Во время переворота поместье подверглось многочисленным грабежам. Все мало-мальски ценные вещи были вынесены, вывезены или по крайней мере испорчены. Перевернутое вверх дном нутро здания казалось странно притягательным, той особенной красотой, которая присуща разрушениям. Казалось, в воздухе витал аромат сухого разложения, точно давно мертвое здание было трупом.
Шут откинул светлые волосы со лба и бессознательно облизнул пересохшие губы. Глаза уже привыкли к темноте, и можно было разглядеть партеры из паутины, абстрактные полотна трещин на стенах, выщербленный камень пола. Все это казалось мазками на огромной картинке упадка, заботливо скомпонованными и прорисованными. Шут, постояв некоторое время, направился в бальный зал. На второй этаж подняться у него не хватило духу.

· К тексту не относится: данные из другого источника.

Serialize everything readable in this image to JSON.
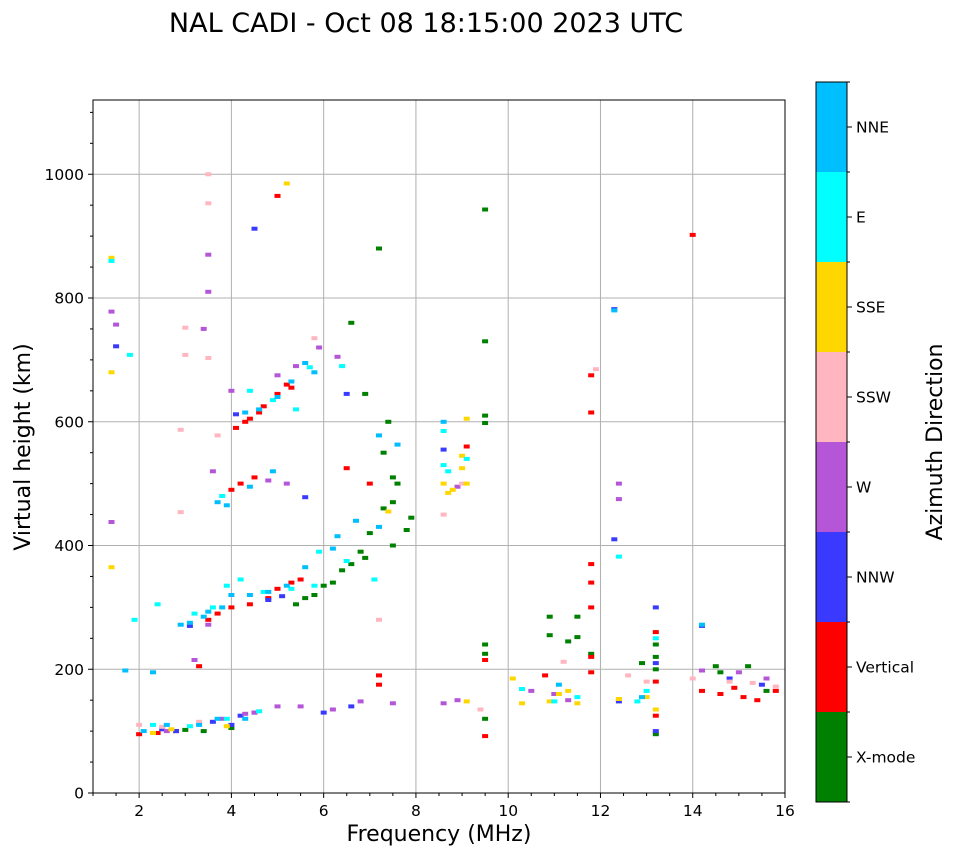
{
  "chart_data": {
    "type": "scatter",
    "title": "NAL CADI - Oct 08 18:15:00 2023 UTC",
    "xlabel": "Frequency (MHz)",
    "ylabel": "Virtual height (km)",
    "xlim": [
      1.0,
      16.0
    ],
    "ylim": [
      0,
      1120
    ],
    "xticks": [
      2,
      4,
      6,
      8,
      10,
      12,
      14,
      16
    ],
    "yticks": [
      0,
      200,
      400,
      600,
      800,
      1000
    ],
    "grid": true,
    "colorbar": {
      "title": "Azimuth Direction",
      "categories": [
        {
          "name": "X-mode",
          "color": "#008000"
        },
        {
          "name": "Vertical",
          "color": "#ff0000"
        },
        {
          "name": "NNW",
          "color": "#3a3aff"
        },
        {
          "name": "W",
          "color": "#b556d8"
        },
        {
          "name": "SSW",
          "color": "#ffb6c1"
        },
        {
          "name": "SSE",
          "color": "#ffd700"
        },
        {
          "name": "E",
          "color": "#00ffff"
        },
        {
          "name": "NNE",
          "color": "#00bfff"
        }
      ]
    },
    "series": [
      {
        "name": "X-mode",
        "points": [
          [
            9.5,
            943
          ],
          [
            9.5,
            730
          ],
          [
            7.2,
            880
          ],
          [
            6.6,
            760
          ],
          [
            6.9,
            645
          ],
          [
            7.4,
            600
          ],
          [
            7.3,
            550
          ],
          [
            7.5,
            510
          ],
          [
            7.6,
            500
          ],
          [
            7.5,
            470
          ],
          [
            7.3,
            460
          ],
          [
            7.8,
            425
          ],
          [
            7.9,
            445
          ],
          [
            7.5,
            400
          ],
          [
            7.0,
            420
          ],
          [
            6.9,
            380
          ],
          [
            6.8,
            390
          ],
          [
            6.6,
            370
          ],
          [
            6.4,
            360
          ],
          [
            6.2,
            340
          ],
          [
            6.0,
            335
          ],
          [
            5.8,
            320
          ],
          [
            5.6,
            315
          ],
          [
            5.4,
            305
          ],
          [
            9.5,
            610
          ],
          [
            9.5,
            598
          ],
          [
            9.5,
            240
          ],
          [
            9.5,
            225
          ],
          [
            9.5,
            120
          ],
          [
            10.9,
            285
          ],
          [
            10.9,
            255
          ],
          [
            11.3,
            245
          ],
          [
            11.5,
            285
          ],
          [
            11.5,
            252
          ],
          [
            11.8,
            225
          ],
          [
            12.9,
            210
          ],
          [
            13.2,
            240
          ],
          [
            13.2,
            220
          ],
          [
            13.2,
            200
          ],
          [
            13.2,
            95
          ],
          [
            14.5,
            205
          ],
          [
            14.6,
            195
          ],
          [
            15.2,
            205
          ],
          [
            15.6,
            165
          ],
          [
            4.0,
            105
          ],
          [
            3.4,
            100
          ],
          [
            3.0,
            102
          ]
        ]
      },
      {
        "name": "Vertical",
        "points": [
          [
            5.0,
            965
          ],
          [
            14.0,
            902
          ],
          [
            11.8,
            675
          ],
          [
            11.8,
            615
          ],
          [
            4.1,
            590
          ],
          [
            4.3,
            600
          ],
          [
            4.4,
            605
          ],
          [
            4.6,
            615
          ],
          [
            4.7,
            625
          ],
          [
            5.0,
            645
          ],
          [
            5.2,
            660
          ],
          [
            5.3,
            655
          ],
          [
            4.0,
            490
          ],
          [
            4.2,
            500
          ],
          [
            4.5,
            510
          ],
          [
            3.5,
            280
          ],
          [
            3.7,
            290
          ],
          [
            4.0,
            300
          ],
          [
            4.4,
            305
          ],
          [
            4.8,
            315
          ],
          [
            5.0,
            330
          ],
          [
            5.3,
            340
          ],
          [
            5.5,
            345
          ],
          [
            6.5,
            525
          ],
          [
            7.0,
            500
          ],
          [
            9.1,
            560
          ],
          [
            11.8,
            370
          ],
          [
            11.8,
            340
          ],
          [
            11.8,
            300
          ],
          [
            11.8,
            220
          ],
          [
            11.8,
            195
          ],
          [
            10.8,
            190
          ],
          [
            7.2,
            190
          ],
          [
            7.2,
            175
          ],
          [
            13.2,
            260
          ],
          [
            13.2,
            180
          ],
          [
            13.2,
            125
          ],
          [
            14.2,
            165
          ],
          [
            14.6,
            160
          ],
          [
            14.9,
            170
          ],
          [
            15.1,
            155
          ],
          [
            15.4,
            150
          ],
          [
            15.8,
            165
          ],
          [
            2.0,
            95
          ],
          [
            2.4,
            97
          ],
          [
            2.8,
            100
          ],
          [
            3.3,
            205
          ],
          [
            9.5,
            215
          ],
          [
            9.5,
            92
          ]
        ]
      },
      {
        "name": "NNW",
        "points": [
          [
            4.5,
            912
          ],
          [
            1.5,
            722
          ],
          [
            6.5,
            645
          ],
          [
            4.1,
            612
          ],
          [
            5.6,
            478
          ],
          [
            8.6,
            555
          ],
          [
            12.3,
            782
          ],
          [
            12.3,
            410
          ],
          [
            4.8,
            312
          ],
          [
            5.1,
            318
          ],
          [
            3.1,
            270
          ],
          [
            2.8,
            100
          ],
          [
            4.2,
            125
          ],
          [
            4.5,
            130
          ],
          [
            6.0,
            130
          ],
          [
            6.6,
            140
          ],
          [
            13.2,
            300
          ],
          [
            13.2,
            210
          ],
          [
            13.2,
            100
          ],
          [
            14.2,
            270
          ],
          [
            14.8,
            185
          ],
          [
            15.5,
            175
          ],
          [
            12.4,
            148
          ],
          [
            2.5,
            103
          ],
          [
            3.6,
            115
          ],
          [
            4.0,
            110
          ]
        ]
      },
      {
        "name": "W",
        "points": [
          [
            3.5,
            870
          ],
          [
            3.5,
            810
          ],
          [
            1.4,
            778
          ],
          [
            1.5,
            757
          ],
          [
            3.4,
            750
          ],
          [
            5.9,
            720
          ],
          [
            4.0,
            650
          ],
          [
            5.0,
            675
          ],
          [
            5.4,
            690
          ],
          [
            6.3,
            705
          ],
          [
            3.6,
            520
          ],
          [
            4.8,
            505
          ],
          [
            5.2,
            500
          ],
          [
            8.9,
            495
          ],
          [
            12.4,
            500
          ],
          [
            12.4,
            475
          ],
          [
            1.4,
            438
          ],
          [
            3.5,
            272
          ],
          [
            3.2,
            215
          ],
          [
            4.5,
            130
          ],
          [
            5.0,
            140
          ],
          [
            5.5,
            140
          ],
          [
            6.2,
            135
          ],
          [
            6.8,
            148
          ],
          [
            7.5,
            145
          ],
          [
            8.6,
            145
          ],
          [
            8.9,
            150
          ],
          [
            11.0,
            160
          ],
          [
            11.3,
            150
          ],
          [
            14.2,
            198
          ],
          [
            15.0,
            195
          ],
          [
            15.6,
            185
          ],
          [
            2.6,
            100
          ],
          [
            3.8,
            120
          ],
          [
            4.3,
            128
          ],
          [
            10.5,
            165
          ]
        ]
      },
      {
        "name": "SSW",
        "points": [
          [
            3.5,
            1000
          ],
          [
            3.5,
            953
          ],
          [
            3.0,
            752
          ],
          [
            3.0,
            708
          ],
          [
            3.5,
            703
          ],
          [
            5.8,
            735
          ],
          [
            2.9,
            587
          ],
          [
            3.7,
            578
          ],
          [
            2.9,
            454
          ],
          [
            7.2,
            280
          ],
          [
            8.6,
            450
          ],
          [
            9.0,
            500
          ],
          [
            11.2,
            212
          ],
          [
            11.9,
            685
          ],
          [
            12.6,
            190
          ],
          [
            13.0,
            180
          ],
          [
            14.0,
            185
          ],
          [
            14.8,
            180
          ],
          [
            15.3,
            178
          ],
          [
            15.8,
            172
          ],
          [
            2.0,
            110
          ],
          [
            2.5,
            107
          ],
          [
            3.3,
            115
          ],
          [
            9.4,
            135
          ]
        ]
      },
      {
        "name": "SSE",
        "points": [
          [
            5.2,
            985
          ],
          [
            1.4,
            865
          ],
          [
            1.4,
            680
          ],
          [
            1.4,
            365
          ],
          [
            8.6,
            500
          ],
          [
            8.7,
            485
          ],
          [
            8.8,
            490
          ],
          [
            9.0,
            545
          ],
          [
            9.0,
            525
          ],
          [
            9.1,
            500
          ],
          [
            9.1,
            605
          ],
          [
            9.1,
            148
          ],
          [
            10.1,
            185
          ],
          [
            10.3,
            145
          ],
          [
            10.9,
            148
          ],
          [
            11.1,
            160
          ],
          [
            11.3,
            165
          ],
          [
            11.5,
            145
          ],
          [
            12.4,
            152
          ],
          [
            13.0,
            155
          ],
          [
            13.2,
            135
          ],
          [
            7.4,
            455
          ],
          [
            2.3,
            97
          ],
          [
            2.7,
            103
          ],
          [
            3.9,
            108
          ]
        ]
      },
      {
        "name": "E",
        "points": [
          [
            1.4,
            860
          ],
          [
            1.8,
            708
          ],
          [
            4.4,
            650
          ],
          [
            4.9,
            635
          ],
          [
            5.4,
            620
          ],
          [
            5.7,
            688
          ],
          [
            6.4,
            690
          ],
          [
            8.6,
            585
          ],
          [
            8.6,
            530
          ],
          [
            8.7,
            520
          ],
          [
            9.1,
            540
          ],
          [
            12.4,
            382
          ],
          [
            3.8,
            480
          ],
          [
            4.2,
            345
          ],
          [
            5.9,
            390
          ],
          [
            6.5,
            375
          ],
          [
            7.1,
            345
          ],
          [
            1.9,
            280
          ],
          [
            2.4,
            305
          ],
          [
            3.2,
            290
          ],
          [
            3.6,
            300
          ],
          [
            3.9,
            335
          ],
          [
            4.7,
            325
          ],
          [
            5.3,
            330
          ],
          [
            5.8,
            335
          ],
          [
            13.2,
            250
          ],
          [
            13.0,
            165
          ],
          [
            12.8,
            148
          ],
          [
            10.3,
            168
          ],
          [
            11.0,
            148
          ],
          [
            11.5,
            155
          ],
          [
            2.3,
            110
          ],
          [
            3.1,
            108
          ],
          [
            3.9,
            120
          ],
          [
            4.6,
            132
          ]
        ]
      },
      {
        "name": "NNE",
        "points": [
          [
            7.2,
            578
          ],
          [
            7.6,
            563
          ],
          [
            8.6,
            600
          ],
          [
            12.3,
            780
          ],
          [
            14.2,
            272
          ],
          [
            3.4,
            285
          ],
          [
            3.5,
            293
          ],
          [
            3.8,
            300
          ],
          [
            4.0,
            320
          ],
          [
            4.4,
            320
          ],
          [
            4.8,
            325
          ],
          [
            5.2,
            335
          ],
          [
            5.6,
            365
          ],
          [
            6.2,
            395
          ],
          [
            6.3,
            415
          ],
          [
            6.7,
            440
          ],
          [
            7.2,
            430
          ],
          [
            3.1,
            275
          ],
          [
            2.9,
            272
          ],
          [
            4.3,
            615
          ],
          [
            4.6,
            620
          ],
          [
            5.0,
            640
          ],
          [
            5.3,
            665
          ],
          [
            5.6,
            695
          ],
          [
            5.8,
            680
          ],
          [
            3.9,
            465
          ],
          [
            4.4,
            495
          ],
          [
            4.9,
            520
          ],
          [
            3.7,
            470
          ],
          [
            1.7,
            198
          ],
          [
            2.3,
            195
          ],
          [
            2.1,
            100
          ],
          [
            2.6,
            110
          ],
          [
            3.3,
            110
          ],
          [
            3.7,
            120
          ],
          [
            4.3,
            120
          ],
          [
            11.1,
            175
          ],
          [
            12.9,
            155
          ]
        ]
      }
    ]
  }
}
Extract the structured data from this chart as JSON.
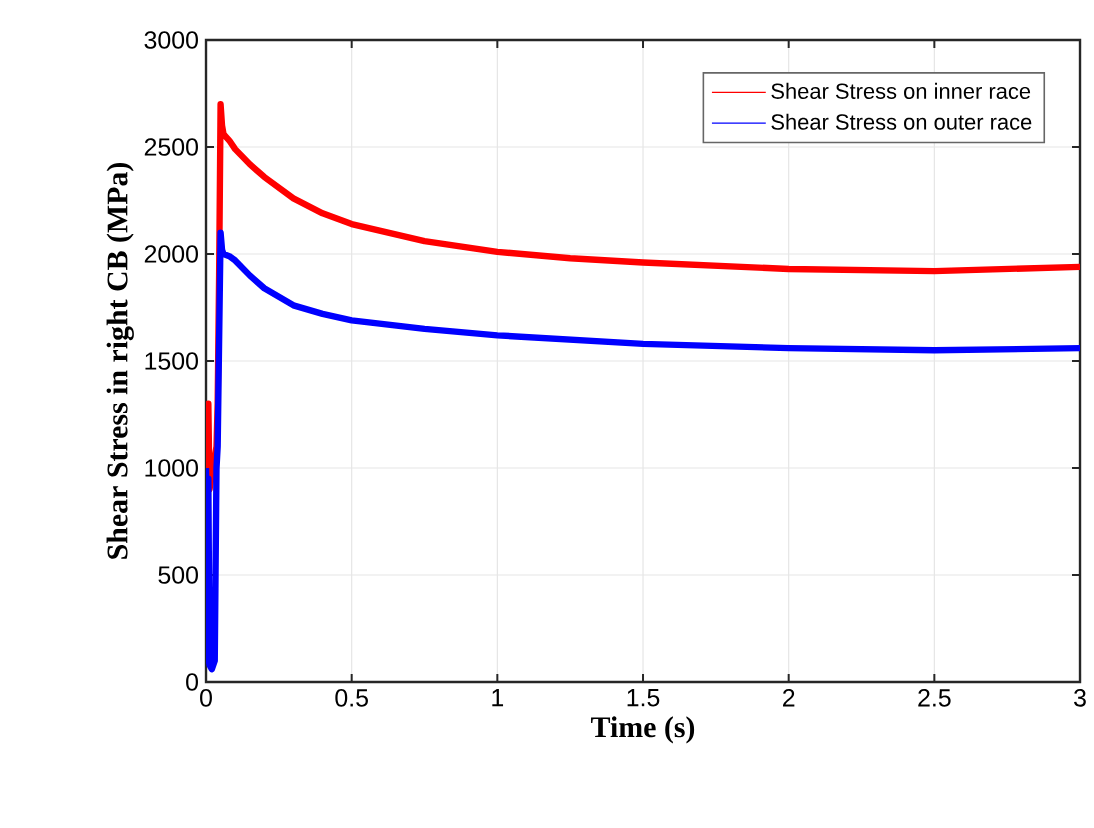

Бальный зал представлял собой классическое большое помещение, убранное в былые времена мрамором и хрусталем. Осколки разбитых вдребезги люстр и канделябров тоскливо мерцали, лишенные возможности отбрасывать блики. Зола из каминов, смешанная с пылью, покрывала некогда прекрасный узорчатый пол темным слоем праха. Будто кто-то скорбел.
Эхо здесь было еще более явственным. Несколько шагов, и среди облачков взметнувшейся пыли послышалась своеобразная мелодия. Отражаясь от стен, отталкиваясь от полузеркальных осколков и окружая Шута, начавшего этот концерт, звуки стали крепнуть, и оркестр гремел все увереннее.
Не желая заканчивать бал, которого изголодавшийся по музыке и кружащимся парам зал ждал так давно, Шут стал кружиться по комнате, добавляя звяканье осколков к шорохам и стуку.
Танцуя свой давно забытый, горький шутовской танец, блондин вспомнил, как один-единственный раз точно так же кружился с Принцессой.

…Свет. Яркий свет огромных люстр, когда свечей так много, что жар стоит просто непереносимый. Громкая, кружащая голову музыка, больно бьющая по ушам. Шуршащие по полу подолы платьев, одинаковые фраки. И Принцесса, обреченно ведущая с кем-то так называемую светскую беседу.
Желание вызволить милую госпожу из лап обязательств.
Танец.
Шут выделялся среди напоминающих пингвинов в своей однотипности кавалеров, на нем была рубаха и панталоны, так абсурдно выглядевшие на балу. И непременно клоунский колпак с бубенцами.
Он бесцеремонно подхватил Принцессу под руку и увел в самый центр зала. Она сначала недовольно хмурилась – желания танцевать не было, как и обычно. А потом, когда закружилась с Шутом в ни на что не похожем танце, вызывая недоуменные взгляды, улыбнулась. С каждым аккордом улыбка становилась все шире, и наконец – переросла в счастливый, ничем не скованный смех.
И все расступались, давая дорогу Принцессе и Шуту…

Эхо шагов затихло еще не скоро. Потревоженные руины поместья играли реквием по разграбленной любви, провожая в ужасе сбежавшего Шута.